Anualmente, cerca de 3 milhões de mulheres dão à luz no Brasil. Segundo estudo realizado em 2004, estima-se que a taxa de prevalência de mulheres portadoras de sífilis no momento do parto seja de 1,6%, o que corresponde a aproximadamente 49 mil parturientes infectadas e 12 mil nascidos vivos com sífilis, considerando-se uma taxa de transmissão de 25%, de acordo com estimativa da OMS. A sífilis congênita é o resultado da transmissão do Treponema pallidum, presente no sangue da gestante infectada, não tratada ou inadequadamente tratada, para o seu bebê, por via transplacentária.

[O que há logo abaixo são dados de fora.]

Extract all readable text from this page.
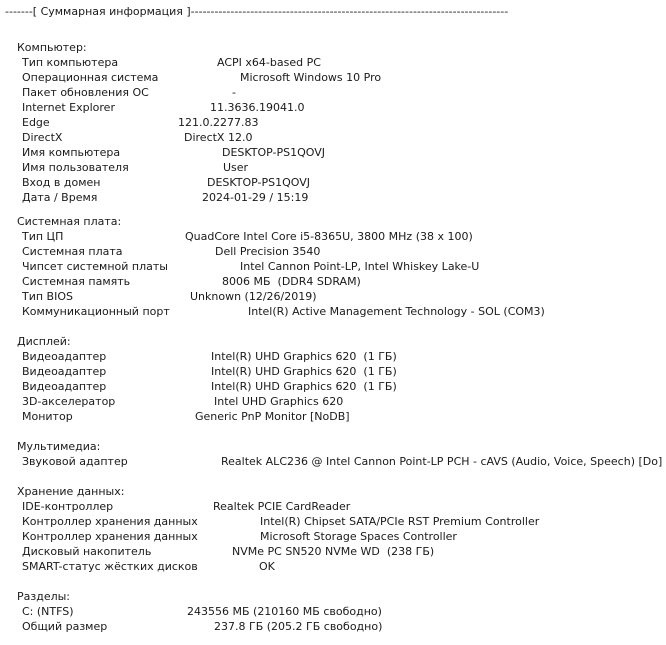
-------[ Суммарная информация ]--------------------------------------------------------------------------------
Компьютер:
Тип компьютера	ACPI x64-based PC
Операционная система	Microsoft Windows 10 Pro
Пакет обновления ОС	-
Internet Explorer	11.3636.19041.0
Edge	121.0.2277.83
DirectX	DirectX 12.0
Имя компьютера	DESKTOP-PS1QOVJ
Имя пользователя	User
Вход в домен	DESKTOP-PS1QOVJ
Дата / Время	2024-01-29 / 15:19
Системная плата:
Тип ЦП	QuadCore Intel Core i5-8365U, 3800 MHz (38 x 100)
Системная плата	Dell Precision 3540
Чипсет системной платы	Intel Cannon Point-LP, Intel Whiskey Lake-U
Системная память	8006 МБ  (DDR4 SDRAM)
Тип BIOS	Unknown (12/26/2019)
Коммуникационный порт	Intel(R) Active Management Technology - SOL (COM3)
Дисплей:
Видеоадаптер	Intel(R) UHD Graphics 620  (1 ГБ)
Видеоадаптер	Intel(R) UHD Graphics 620  (1 ГБ)
Видеоадаптер	Intel(R) UHD Graphics 620  (1 ГБ)
3D-акселератор	Intel UHD Graphics 620
Монитор	Generic PnP Monitor [NoDB]
Мультимедиа:
Звуковой адаптер	Realtek ALC236 @ Intel Cannon Point-LP PCH - cAVS (Audio, Voice, Speech) [Do]
Хранение данных:
IDE-контроллер	Realtek PCIE CardReader
Контроллер хранения данных	Intel(R) Chipset SATA/PCIe RST Premium Controller
Контроллер хранения данных	Microsoft Storage Spaces Controller
Дисковый накопитель	NVMe PC SN520 NVMe WD  (238 ГБ)
SMART-статус жёстких дисков	OK
Разделы:
C: (NTFS)	243556 МБ (210160 МБ свободно)
Общий размер	237.8 ГБ (205.2 ГБ свободно)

A definição de casos de sífilis congênita é dividida em quatro critérios. Quanto ao primeiro critério, são considerados infectados toda criança, ou aborto, ou natimorto de mãe com evidência clínica para sífilis e/ou com sorologia não treponêmica reagente para sífilis com qualquer titulação, na ausência de teste confirmatório treponêmico, realizada no pré-natal ou no momento do parto ou curetagem, que não tenha sido tratada ou tenha recebido tratamento inadequado. Para o segundo critério, é considerado infectado todo indivíduo com menos de 13 anos de idade e que apresente as seguintes evidências sorológicas: titulações ascendentes (testes não treponêmicos); e /ou testes treponêmicos reagentes após 18 meses de idade; e/ou títulos em teste não treponêmico maiores do que os da mãe. Em caso de evidência sorológica apenas, deve ser afastada a possibilidade de sífilis adquirida.
O terceiro critério considera infectado todo indivíduo com menos de 13 anos de idade, com teste não treponêmico reagente e evidência clínica ou liquórica ou radiológica de sífilis congênita. Por fim, o quarto critério considera caso de sífilis congênita toda situação de evidência de infecção pelo Treponema pallidum em placenta ou cordão umbilical e/ou amostra da lesão, biópsia ou necropsia de criança, aborto ou natimorto.
Apesar da elevada cobertura de pré-natal no país, observa-se com freqüência, a não realização da rotina preconizada, não ocorrendo a testagem para o HIV e o VDRL, nem a tomada das condutas adequadas que no caso da sífilis, incluem o tratamento do parceiro.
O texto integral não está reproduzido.